The difference between dancing on a floor and skating on ice is the lack of friction. Compared to a wooden floor, ice has much less friction. Smooth ice provides very little resistance against objects, like ice skates, being dragged across its surface. Ice skates are designed to take advantage of this with their grooved blades that are only one-eighth of an inch thick, because of the minimal contact with an already low friction surface, skaters find little resistance as they slide against the ice and can glide smoothly. Friction is a force that opposes the sliding of two surfaces across one another. Friction arises because the molecules on both surfaces bond with each other, and resist when the surfaces try to move away and break the bonds. The more rough and jagged something is, the more easily more of its molecules will come into contact with molecules on the surface it touches, and thus the greater force of friction will exert. The general low level of friction on ice allows a skater to glide along the surface smoothly without friction stopping the motion as soon as it’s begun. In order to reduce friction between the ice and the skater, it is important to keep the blades sharpened. 

Issac Newton’s first law of motion, which explains an object in motion tends to stay in motion unless acted on by a force. This is the reason why ice skaters whose motion isn’t being acted on by a powerful enough force of friction, tend to stay in motion, unless they use force to stop themselves. Skating would be impossible if there were no friction at all on the ice. It is the friction between the skate and the ice when a skater pushes off that starts the motion to begin with. Friction also allows a skater to stop. 

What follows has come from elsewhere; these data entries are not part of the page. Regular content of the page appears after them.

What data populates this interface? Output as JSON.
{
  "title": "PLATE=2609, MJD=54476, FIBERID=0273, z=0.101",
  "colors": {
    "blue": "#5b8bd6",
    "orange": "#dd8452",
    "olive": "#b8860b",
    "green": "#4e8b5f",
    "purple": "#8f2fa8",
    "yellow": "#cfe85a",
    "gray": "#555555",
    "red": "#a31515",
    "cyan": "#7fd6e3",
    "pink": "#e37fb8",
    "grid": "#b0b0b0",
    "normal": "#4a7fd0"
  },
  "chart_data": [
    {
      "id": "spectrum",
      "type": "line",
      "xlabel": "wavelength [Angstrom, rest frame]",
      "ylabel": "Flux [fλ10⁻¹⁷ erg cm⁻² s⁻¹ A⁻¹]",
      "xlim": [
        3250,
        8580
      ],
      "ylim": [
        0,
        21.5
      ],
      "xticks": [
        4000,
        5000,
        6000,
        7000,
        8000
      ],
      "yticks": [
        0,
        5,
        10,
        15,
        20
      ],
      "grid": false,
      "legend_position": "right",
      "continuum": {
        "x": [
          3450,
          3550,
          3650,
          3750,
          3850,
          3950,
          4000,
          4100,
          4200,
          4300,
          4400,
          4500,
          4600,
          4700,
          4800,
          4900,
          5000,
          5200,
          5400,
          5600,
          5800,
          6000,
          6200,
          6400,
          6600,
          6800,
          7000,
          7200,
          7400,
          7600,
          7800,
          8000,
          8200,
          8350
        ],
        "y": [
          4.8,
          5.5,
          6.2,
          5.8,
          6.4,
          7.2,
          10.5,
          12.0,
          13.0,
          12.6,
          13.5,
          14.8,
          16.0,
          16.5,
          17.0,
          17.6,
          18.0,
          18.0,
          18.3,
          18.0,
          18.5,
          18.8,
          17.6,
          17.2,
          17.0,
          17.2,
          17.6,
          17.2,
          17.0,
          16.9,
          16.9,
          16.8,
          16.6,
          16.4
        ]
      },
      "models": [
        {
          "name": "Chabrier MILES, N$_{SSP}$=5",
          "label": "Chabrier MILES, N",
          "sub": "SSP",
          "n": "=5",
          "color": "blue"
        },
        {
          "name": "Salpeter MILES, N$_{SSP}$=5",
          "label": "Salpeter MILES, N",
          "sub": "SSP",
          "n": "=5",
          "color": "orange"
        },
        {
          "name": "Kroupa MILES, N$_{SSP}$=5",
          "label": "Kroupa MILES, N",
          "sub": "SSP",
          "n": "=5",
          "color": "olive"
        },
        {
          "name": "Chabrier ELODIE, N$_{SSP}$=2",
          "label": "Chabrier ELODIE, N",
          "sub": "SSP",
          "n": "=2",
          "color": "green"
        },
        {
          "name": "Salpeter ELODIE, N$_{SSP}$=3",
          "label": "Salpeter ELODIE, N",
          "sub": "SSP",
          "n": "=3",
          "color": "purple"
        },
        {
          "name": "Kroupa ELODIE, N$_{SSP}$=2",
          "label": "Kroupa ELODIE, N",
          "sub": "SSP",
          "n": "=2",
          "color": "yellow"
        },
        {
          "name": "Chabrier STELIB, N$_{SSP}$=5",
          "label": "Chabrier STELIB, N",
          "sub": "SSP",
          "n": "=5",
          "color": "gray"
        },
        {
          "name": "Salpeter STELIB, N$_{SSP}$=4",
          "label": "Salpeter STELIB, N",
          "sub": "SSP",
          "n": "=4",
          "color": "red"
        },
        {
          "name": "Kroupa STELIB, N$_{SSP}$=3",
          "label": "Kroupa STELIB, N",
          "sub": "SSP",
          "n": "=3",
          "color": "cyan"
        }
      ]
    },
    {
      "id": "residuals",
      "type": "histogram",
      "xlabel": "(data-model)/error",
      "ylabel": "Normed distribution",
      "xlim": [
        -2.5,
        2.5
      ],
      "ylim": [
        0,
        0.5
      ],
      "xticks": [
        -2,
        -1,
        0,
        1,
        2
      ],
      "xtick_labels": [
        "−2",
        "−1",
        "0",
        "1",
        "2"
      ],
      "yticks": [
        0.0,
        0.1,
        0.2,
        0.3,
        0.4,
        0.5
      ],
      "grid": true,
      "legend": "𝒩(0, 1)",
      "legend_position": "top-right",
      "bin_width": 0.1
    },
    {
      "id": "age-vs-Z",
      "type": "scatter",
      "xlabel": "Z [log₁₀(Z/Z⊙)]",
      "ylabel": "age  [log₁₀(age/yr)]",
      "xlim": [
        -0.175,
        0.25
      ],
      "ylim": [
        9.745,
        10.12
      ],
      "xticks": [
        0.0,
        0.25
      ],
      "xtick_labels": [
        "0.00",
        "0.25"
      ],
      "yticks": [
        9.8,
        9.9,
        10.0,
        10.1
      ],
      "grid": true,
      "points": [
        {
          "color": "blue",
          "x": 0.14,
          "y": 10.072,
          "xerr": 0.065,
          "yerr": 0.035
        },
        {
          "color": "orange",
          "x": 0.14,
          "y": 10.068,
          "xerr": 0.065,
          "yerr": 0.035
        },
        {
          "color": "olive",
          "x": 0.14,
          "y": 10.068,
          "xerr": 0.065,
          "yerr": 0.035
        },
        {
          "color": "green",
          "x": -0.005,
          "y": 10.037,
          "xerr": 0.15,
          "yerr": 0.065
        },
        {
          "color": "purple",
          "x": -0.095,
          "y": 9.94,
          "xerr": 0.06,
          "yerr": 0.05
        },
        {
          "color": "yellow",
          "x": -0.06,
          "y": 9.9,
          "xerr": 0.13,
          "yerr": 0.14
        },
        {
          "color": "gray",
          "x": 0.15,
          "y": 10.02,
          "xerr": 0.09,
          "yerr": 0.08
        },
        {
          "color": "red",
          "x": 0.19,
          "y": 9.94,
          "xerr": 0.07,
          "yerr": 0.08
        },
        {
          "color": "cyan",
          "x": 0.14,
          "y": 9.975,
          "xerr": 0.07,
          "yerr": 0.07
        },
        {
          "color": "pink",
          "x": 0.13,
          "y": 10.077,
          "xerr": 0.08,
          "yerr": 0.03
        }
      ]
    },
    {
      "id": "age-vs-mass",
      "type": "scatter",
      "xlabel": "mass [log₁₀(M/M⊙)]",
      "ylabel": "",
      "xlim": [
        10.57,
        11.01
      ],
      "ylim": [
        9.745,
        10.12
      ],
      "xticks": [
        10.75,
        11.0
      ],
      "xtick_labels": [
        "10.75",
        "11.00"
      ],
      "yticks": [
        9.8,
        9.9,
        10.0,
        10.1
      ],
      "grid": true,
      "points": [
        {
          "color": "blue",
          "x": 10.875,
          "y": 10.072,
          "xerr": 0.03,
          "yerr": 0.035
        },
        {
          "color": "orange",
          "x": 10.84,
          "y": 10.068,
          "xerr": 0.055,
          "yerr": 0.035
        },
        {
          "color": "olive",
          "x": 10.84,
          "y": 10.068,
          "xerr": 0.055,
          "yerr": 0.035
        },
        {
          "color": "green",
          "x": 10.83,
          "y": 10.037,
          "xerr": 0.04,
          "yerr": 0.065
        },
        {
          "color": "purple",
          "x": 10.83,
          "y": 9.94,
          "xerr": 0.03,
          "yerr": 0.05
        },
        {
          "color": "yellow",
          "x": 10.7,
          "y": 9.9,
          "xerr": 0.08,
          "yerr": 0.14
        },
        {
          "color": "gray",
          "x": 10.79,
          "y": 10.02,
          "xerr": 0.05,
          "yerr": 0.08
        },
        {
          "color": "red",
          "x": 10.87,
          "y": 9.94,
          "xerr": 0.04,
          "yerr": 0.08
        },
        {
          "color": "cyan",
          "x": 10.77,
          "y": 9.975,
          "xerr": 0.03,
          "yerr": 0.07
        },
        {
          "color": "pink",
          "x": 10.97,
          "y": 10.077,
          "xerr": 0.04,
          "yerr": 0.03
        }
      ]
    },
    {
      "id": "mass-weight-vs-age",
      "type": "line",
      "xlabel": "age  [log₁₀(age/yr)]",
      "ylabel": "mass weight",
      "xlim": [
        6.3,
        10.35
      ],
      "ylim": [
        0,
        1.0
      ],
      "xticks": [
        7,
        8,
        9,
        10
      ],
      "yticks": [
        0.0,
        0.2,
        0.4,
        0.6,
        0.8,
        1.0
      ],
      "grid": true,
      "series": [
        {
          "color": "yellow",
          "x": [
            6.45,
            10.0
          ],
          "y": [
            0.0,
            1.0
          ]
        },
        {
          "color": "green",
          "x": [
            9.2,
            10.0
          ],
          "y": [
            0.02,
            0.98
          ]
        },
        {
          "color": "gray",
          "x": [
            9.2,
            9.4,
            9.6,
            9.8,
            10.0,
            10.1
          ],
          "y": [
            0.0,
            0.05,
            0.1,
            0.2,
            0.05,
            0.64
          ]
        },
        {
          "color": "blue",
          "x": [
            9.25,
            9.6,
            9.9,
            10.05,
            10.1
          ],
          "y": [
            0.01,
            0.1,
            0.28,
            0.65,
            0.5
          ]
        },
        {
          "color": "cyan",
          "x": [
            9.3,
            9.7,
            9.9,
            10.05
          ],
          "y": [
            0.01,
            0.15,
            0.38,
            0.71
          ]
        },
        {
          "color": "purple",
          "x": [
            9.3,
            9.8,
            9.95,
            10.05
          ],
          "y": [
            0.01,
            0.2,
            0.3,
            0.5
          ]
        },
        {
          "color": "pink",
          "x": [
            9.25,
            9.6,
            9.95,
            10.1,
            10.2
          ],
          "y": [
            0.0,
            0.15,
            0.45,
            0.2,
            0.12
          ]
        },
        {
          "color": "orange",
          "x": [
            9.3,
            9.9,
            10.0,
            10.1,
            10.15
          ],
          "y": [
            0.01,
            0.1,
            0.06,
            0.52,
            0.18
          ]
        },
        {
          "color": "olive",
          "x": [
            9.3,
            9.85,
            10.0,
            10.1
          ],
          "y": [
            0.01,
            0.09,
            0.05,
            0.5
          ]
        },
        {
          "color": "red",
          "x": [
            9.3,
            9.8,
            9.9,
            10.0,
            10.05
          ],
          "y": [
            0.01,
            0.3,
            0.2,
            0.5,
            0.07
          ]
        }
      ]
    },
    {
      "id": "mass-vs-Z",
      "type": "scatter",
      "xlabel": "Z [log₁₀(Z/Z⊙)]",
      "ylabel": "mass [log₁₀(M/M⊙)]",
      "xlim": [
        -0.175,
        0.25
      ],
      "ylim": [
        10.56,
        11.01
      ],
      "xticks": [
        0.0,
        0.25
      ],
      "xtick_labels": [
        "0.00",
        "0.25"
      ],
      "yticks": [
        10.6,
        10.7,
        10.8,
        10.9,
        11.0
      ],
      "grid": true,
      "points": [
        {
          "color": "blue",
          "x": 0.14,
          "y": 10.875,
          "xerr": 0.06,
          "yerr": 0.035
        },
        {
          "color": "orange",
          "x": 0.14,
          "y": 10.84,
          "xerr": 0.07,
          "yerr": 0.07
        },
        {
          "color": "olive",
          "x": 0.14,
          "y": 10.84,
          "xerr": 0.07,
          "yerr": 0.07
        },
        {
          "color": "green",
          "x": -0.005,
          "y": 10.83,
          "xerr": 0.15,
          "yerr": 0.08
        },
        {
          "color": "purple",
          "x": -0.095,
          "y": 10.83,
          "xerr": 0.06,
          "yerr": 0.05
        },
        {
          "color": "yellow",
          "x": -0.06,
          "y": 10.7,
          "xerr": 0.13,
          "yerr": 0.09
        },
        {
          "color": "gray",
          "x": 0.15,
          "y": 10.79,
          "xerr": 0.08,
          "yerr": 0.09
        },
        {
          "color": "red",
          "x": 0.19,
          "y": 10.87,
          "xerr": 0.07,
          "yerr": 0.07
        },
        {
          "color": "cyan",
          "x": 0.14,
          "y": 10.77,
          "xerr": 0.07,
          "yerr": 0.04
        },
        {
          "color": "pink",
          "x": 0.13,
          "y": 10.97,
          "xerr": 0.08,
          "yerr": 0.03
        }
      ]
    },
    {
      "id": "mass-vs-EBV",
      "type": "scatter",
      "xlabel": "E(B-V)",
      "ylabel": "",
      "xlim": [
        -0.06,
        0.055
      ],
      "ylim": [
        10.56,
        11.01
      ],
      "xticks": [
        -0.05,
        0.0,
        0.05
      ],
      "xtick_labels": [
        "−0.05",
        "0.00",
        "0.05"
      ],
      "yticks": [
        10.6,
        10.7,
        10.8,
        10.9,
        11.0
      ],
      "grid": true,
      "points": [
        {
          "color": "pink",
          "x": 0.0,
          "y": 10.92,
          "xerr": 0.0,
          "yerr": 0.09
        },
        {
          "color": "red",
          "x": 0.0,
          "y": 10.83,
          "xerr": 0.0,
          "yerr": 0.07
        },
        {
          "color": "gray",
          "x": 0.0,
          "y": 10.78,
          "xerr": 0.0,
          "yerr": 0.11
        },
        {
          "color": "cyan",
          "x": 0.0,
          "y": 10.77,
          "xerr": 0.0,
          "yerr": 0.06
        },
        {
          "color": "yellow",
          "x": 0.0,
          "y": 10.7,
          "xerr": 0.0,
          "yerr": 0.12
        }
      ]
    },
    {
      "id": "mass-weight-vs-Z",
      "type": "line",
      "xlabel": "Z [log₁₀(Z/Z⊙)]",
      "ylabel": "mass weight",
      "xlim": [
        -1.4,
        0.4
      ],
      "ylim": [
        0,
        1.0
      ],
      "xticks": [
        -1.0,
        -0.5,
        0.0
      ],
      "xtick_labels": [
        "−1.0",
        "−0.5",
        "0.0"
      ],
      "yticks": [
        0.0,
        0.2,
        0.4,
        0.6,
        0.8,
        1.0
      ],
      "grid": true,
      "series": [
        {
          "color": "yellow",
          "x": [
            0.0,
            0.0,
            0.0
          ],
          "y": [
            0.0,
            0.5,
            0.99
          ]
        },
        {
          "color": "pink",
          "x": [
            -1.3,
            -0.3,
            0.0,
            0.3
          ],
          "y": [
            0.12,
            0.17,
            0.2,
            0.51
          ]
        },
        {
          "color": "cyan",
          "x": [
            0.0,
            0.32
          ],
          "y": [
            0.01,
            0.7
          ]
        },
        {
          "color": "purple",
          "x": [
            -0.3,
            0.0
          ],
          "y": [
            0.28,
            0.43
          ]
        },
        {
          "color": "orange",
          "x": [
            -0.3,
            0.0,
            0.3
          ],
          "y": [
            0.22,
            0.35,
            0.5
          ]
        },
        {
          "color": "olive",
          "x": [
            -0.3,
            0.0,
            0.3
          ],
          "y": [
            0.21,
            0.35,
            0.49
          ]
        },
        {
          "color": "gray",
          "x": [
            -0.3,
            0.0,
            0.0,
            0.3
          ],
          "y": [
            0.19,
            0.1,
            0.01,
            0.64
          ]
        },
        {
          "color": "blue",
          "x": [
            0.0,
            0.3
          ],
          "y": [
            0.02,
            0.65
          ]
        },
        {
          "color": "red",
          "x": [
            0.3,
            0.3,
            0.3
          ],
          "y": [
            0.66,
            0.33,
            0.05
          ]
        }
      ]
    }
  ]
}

The coefficient of friction U  is the ratio of the force of friction(Ff) to the normal force(Fn).The equation is Uf = Ff/Fn. Coefficient of kinetic friction(Uk) is the ratio of kinetic friction to the normal force. The corresponding equation is Uk=Fk/Fn. We will only need to use this equation (Uk=Fk/Fn) to solve the question below. 

                                         

Question) Meryl glides across the ice on her skates, which have steel blades. She is 40kg. What is the magnitude of the force of friction acting on Meryl? (Uk = 0.01 - steel on ice)